Sam Ybarra

From Wikipedia, the free encyclopedia

Ybarra beneath sandbags
Ybarra beneath sandbags

Sam Ybarra was a private in the United States' Tiger Force commando unit, attached to the 101st Airborne Division during the Vietnam War.

He was raised in Arizona by his Apache mother from the age of five, when his Mexican American father was killed in a brawl. He later attended Globe High School, and was arrested four times for disturbing the peace and underage drinking.

He joined the army in 1966, along with his childhood friend Kenneth Green, where he became attached to the Tiger Force unit. He was initially found to have shot an unarmed boy in May 1967, and two months later he and Green bragged about raping and killing a young girl during a mission outside Tam Ky. The two both engaged in the Tiger Force practise of cutting off trophy ears from their victims.

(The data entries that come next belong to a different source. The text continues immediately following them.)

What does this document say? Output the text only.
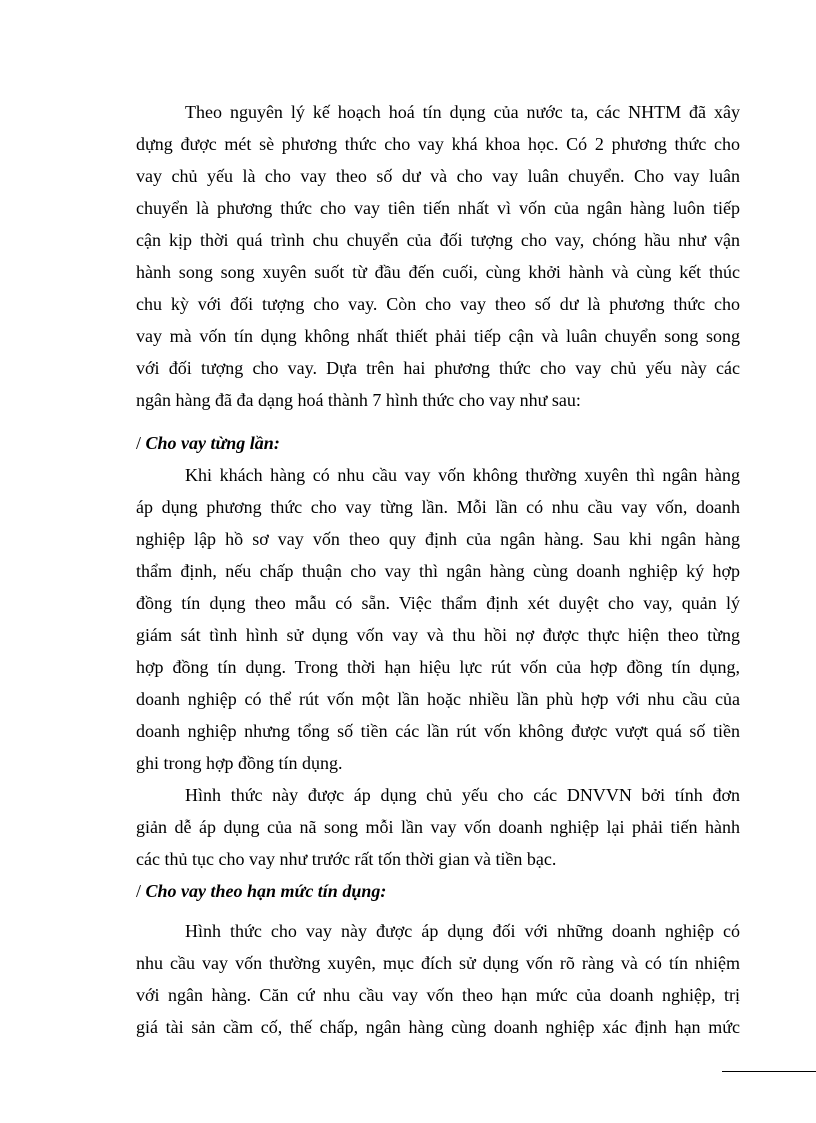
Theo nguyên lý kế hoạch hoá tín dụng của nước ta, các NHTM đã xây
dựng được mét sè phương thức cho vay khá khoa học. Có 2 phương thức cho
vay chủ yếu là cho vay theo số dư và cho vay luân chuyển. Cho vay luân
chuyển là phương thức cho vay tiên tiến nhất vì vốn của ngân hàng luôn tiếp
cận kịp thời quá trình chu chuyển của đối tượng cho vay, chóng hầu như vận
hành song song xuyên suốt từ đầu đến cuối, cùng khởi hành và cùng kết thúc
chu kỳ với đối tượng cho vay. Còn cho vay theo số dư là phương thức cho
vay mà vốn tín dụng không nhất thiết phải tiếp cận và luân chuyển song song
với đối tượng cho vay. Dựa trên hai phương thức cho vay chủ yếu này các
ngân hàng đã đa dạng hoá thành 7 hình thức cho vay như sau:
/ Cho vay từng lần:
Khi khách hàng có nhu cầu vay vốn không thường xuyên thì ngân hàng
áp dụng phương thức cho vay từng lần. Mỗi lần có nhu cầu vay vốn, doanh
nghiệp lập hồ sơ vay vốn theo quy định của ngân hàng. Sau khi ngân hàng
thẩm định, nếu chấp thuận cho vay thì ngân hàng cùng doanh nghiệp ký hợp
đồng tín dụng theo mẫu có sẵn. Việc thẩm định xét duyệt cho vay, quản lý
giám sát tình hình sử dụng vốn vay và thu hồi nợ được thực hiện theo từng
hợp đồng tín dụng. Trong thời hạn hiệu lực rút vốn của hợp đồng tín dụng,
doanh nghiệp có thể rút vốn một lần hoặc nhiều lần phù hợp với nhu cầu của
doanh nghiệp nhưng tổng số tiền các lần rút vốn không được vượt quá số tiền
ghi trong hợp đồng tín dụng.
Hình thức này được áp dụng chủ yếu cho các DNVVN bởi tính đơn
giản dễ áp dụng của nã song mỗi lần vay vốn doanh nghiệp lại phải tiến hành
các thủ tục cho vay như trước rất tốn thời gian và tiền bạc.
/ Cho vay theo hạn mức tín dụng:
Hình thức cho vay này được áp dụng đối với những doanh nghiệp có
nhu cầu vay vốn thường xuyên, mục đích sử dụng vốn rõ ràng và có tín nhiệm
với ngân hàng. Căn cứ nhu cầu vay vốn theo hạn mức của doanh nghiệp, trị
giá tài sản cầm cố, thế chấp, ngân hàng cùng doanh nghiệp xác định hạn mức
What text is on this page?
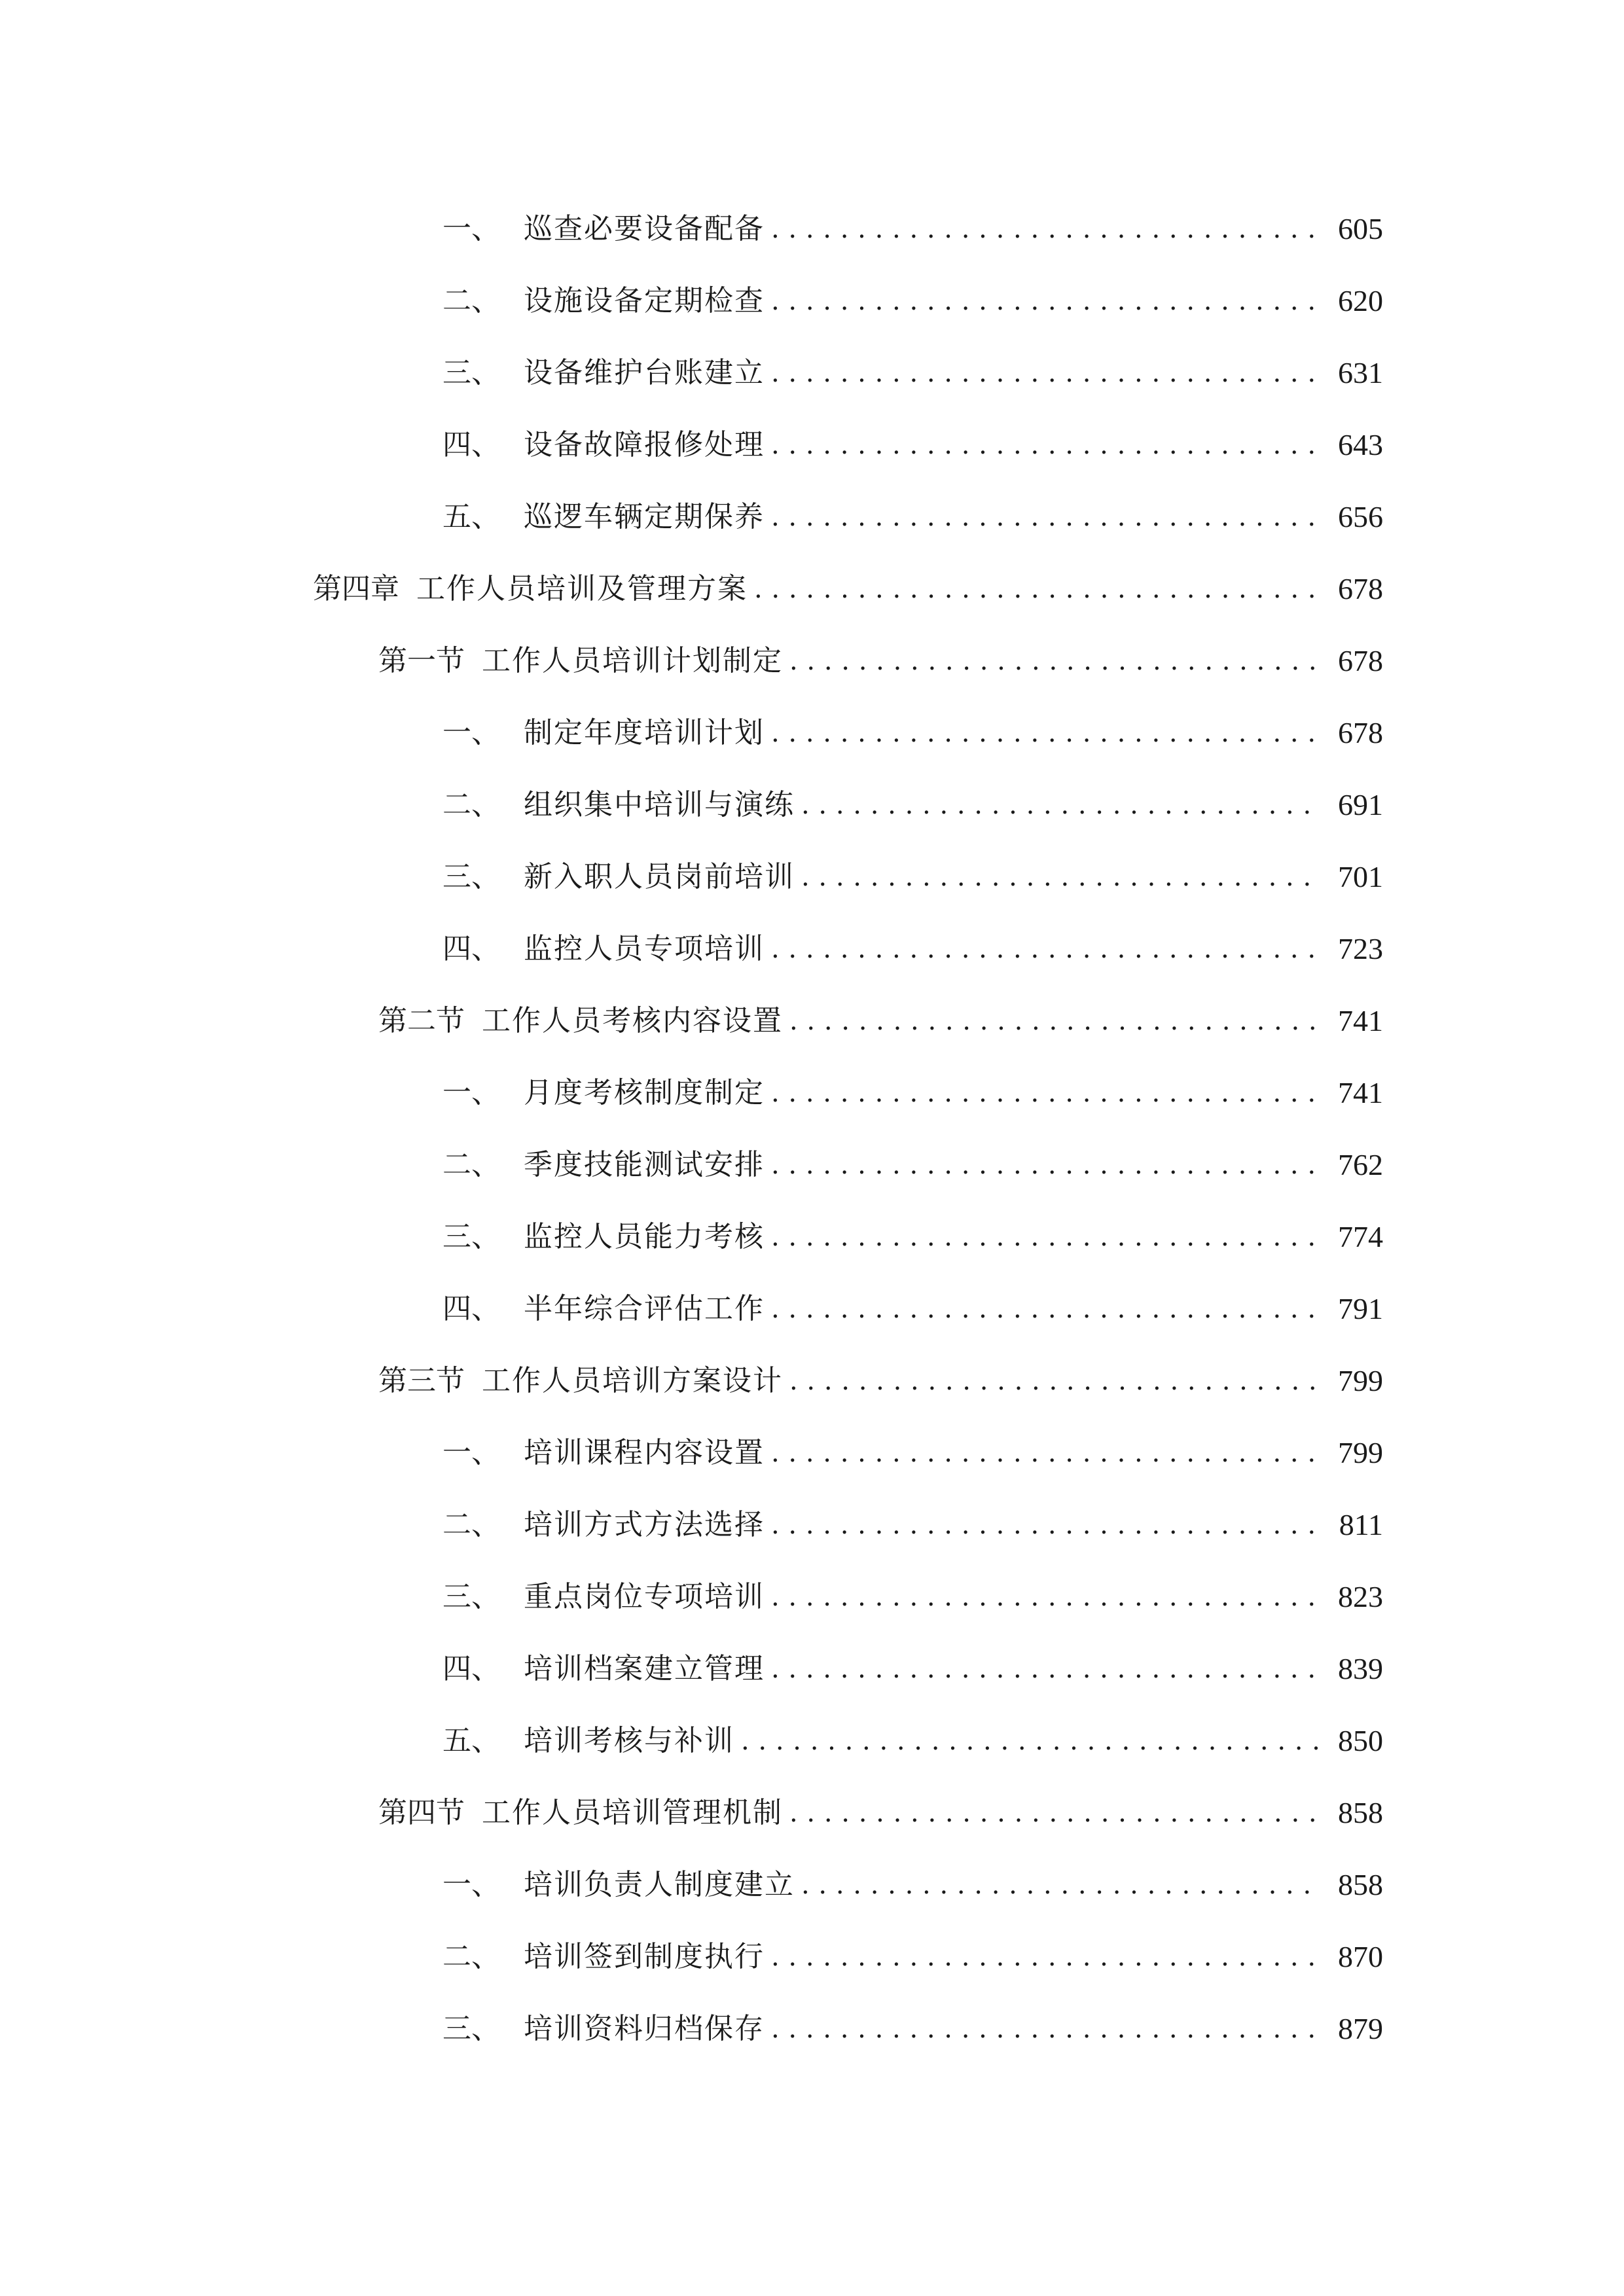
一、 巡查必要设备配备 . . .	605
二、 设施设备定期检查 . . .	620
三、 设备维护台账建立 . . .	631
四、 设备故障报修处理 . . .	643
五、 巡逻车辆定期保养 . . .	656
第四章 工作人员培训及管理方案 . . .	678
第一节 工作人员培训计划制定 . . .	678
一、 制定年度培训计划 . . .	678
二、 组织集中培训与演练 . . .	691
三、 新入职人员岗前培训 . . .	701
四、 监控人员专项培训 . . .	723
第二节 工作人员考核内容设置 . . .	741
一、 月度考核制度制定 . . .	741
二、 季度技能测试安排 . . .	762
三、 监控人员能力考核 . . .	774
四、 半年综合评估工作 . . .	791
第三节 工作人员培训方案设计 . . .	799
一、 培训课程内容设置 . . .	799
二、 培训方式方法选择 . . .	811
三、 重点岗位专项培训 . . .	823
四、 培训档案建立管理 . . .	839
五、 培训考核与补训 . . .	850
第四节 工作人员培训管理机制 . . .	858
一、 培训负责人制度建立 . . .	858
二、 培训签到制度执行 . . .	870
三、 培训资料归档保存 . . .	879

Ybarra was noted by the Stars and Stripes magazine as having recorded the 1000th kill of Operation Wheeler.

Green was killed on September 29th, 1967, which friends claim threw Ybarra over the edge as he vowed to avenge his friend's death, and reportedly became one of the unit's worst killers - by 1968 he had been transferred out of the unit to an artillery company. The following year he faced court martial for insubordination and drug use, and a year later was dishonourably discharged in April, 1969. Ybarra would later be named in 7 of the 30 allegations that the Army would later investigate the unit for.

Once discharged, he couldn't be compelled to testify to the investigations against him, and declined three times. He died in 1982, living with his mother on the San Carlos Apache Reservation in Arizona, reportedly contrite and depressed over his role in the war.